I’m also interested in doing some processing (downsampling, normalisation, etc.) on each chunk, in parallel, whilst the chunk is still in the CPU’s cache after decompression (like c-blosc2). But I think TensorStore already does that.

I may write two Rust crates: A general-purpose high-performance async file IO library; and a Zarr front-end.

Zarr isn’t the only thing around that could benefit from fast, async file IO for huge numbers of files per second. So I may actually write two Rust crates: a general purpose, high-performance library for async file IO operating concurrently on huge numbers of files (or chunks of files).

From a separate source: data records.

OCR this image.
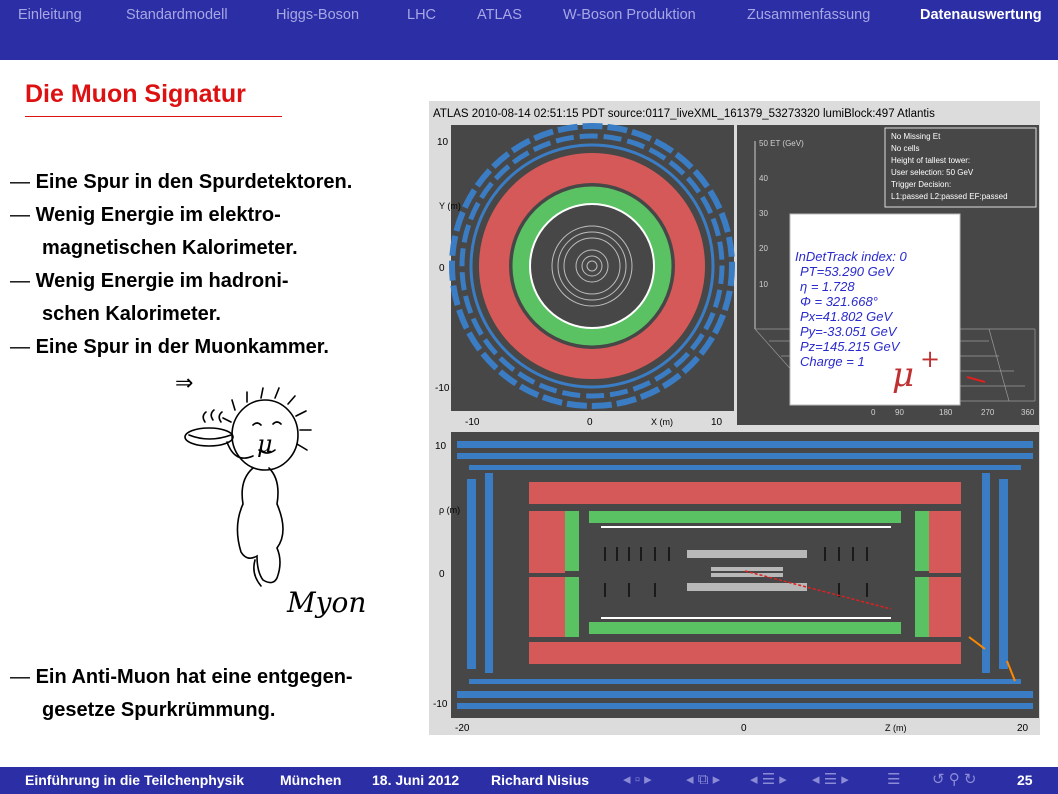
Einleitung	Standardmodell	Higgs-Boson	LHC	ATLAS	W-Boson Produktion	Zusammenfassung	Datenauswertung
Die Muon Signatur
— Eine Spur in den Spurdetektoren.
— Wenig Energie im elektro-
magnetischen Kalorimeter.
— Wenig Energie im hadroni-
schen Kalorimeter.
— Eine Spur in der Muonkammer.
— Ein Anti-Muon hat eine entgegen-
gesetze Spurkrümmung.
⇒
μ
Myon
ATLAS 2010-08-14 02:51:15 PDT source:0117_liveXML_161379_53273320 lumiBlock:497 Atlantis
10
0
-10
Y (m)
-10	0	10
X (m)
50 ET (GeV)
40
30
20
10
0 90	180	270	360
No Missing Et
No cells
Height of tallest tower:
User selection: 50 GeV
Trigger Decision:
L1:passed L2:passed EF:passed
InDetTrack index: 0
PT=53.290 GeV
η = 1.728
Φ = 321.668°
Px=41.802 GeV
Py=-33.051 GeV
Pz=145.215 GeV
Charge = 1 μ +
10
0
-10
ρ (m)
-20	0	20
Z (m)
Einführung in die Teilchenphysik	München 18. Juni 2012 Richard Nisius ◂ ▫ ▸ ◂ ⧉ ▸ ◂ ☰ ▸ ◂ ☰ ▸	☰ ↺ ⚲ ↻	25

And a “Zarr front-end”.

The IO library would use all the CPU cores to saturate the disk / network interface card, and may use different strategies depending on the performance characteristics of the storage medium. And perhaps the Rust IO package would optionally decompress each chunk, and glue the resulting chunks together into a single array, ready for passing back to Python land.

In a sense, this would be a bit like fsspec (and would owe a lot to fsspec!), in that the Rust IO library would provide a common interface to local disks and cloud object storage, and the IO library wouldn’t be specific to Zarr. But, unlike fsspec, this library would be laser-focused on high performance async IO for huge numbers of files (or parts of files) at once. And might include multi-core compression / decompression, and glueing the chunks together into a single array.

And this “high speed IO library” would also be useful as the “backend” for a new high-performance tool for reading huge numbers of GRIB files or EUMETSAT .nat files. So we could convert from GRIB and .nat files to Zarr as efficiently as possible.

Please let me know in the comments if you can think of a good name for this “high speed IO library”!

When will we know if this approach is worth pursuing?

In general, I’m interested in exploiting platform-specific performance features (like io_uring in Linux). I’d plan to start with a proof of concept that only works on Linux, and only knows how to read from local files.

If it’s not possible to go faster than TensorStore by “cheating” (using platform-specific features) then I’ll give up :) (and that’s fine - I will have benefitted from learning Rust, and from gaining much more hands-on experience with how Zarr behaves. So it wouldn’t have been a waste of time.). If it looks promising then I’d add the ability to read from cloud buckets (maybe also using io_uring for network IO). And then extend to other operating systems.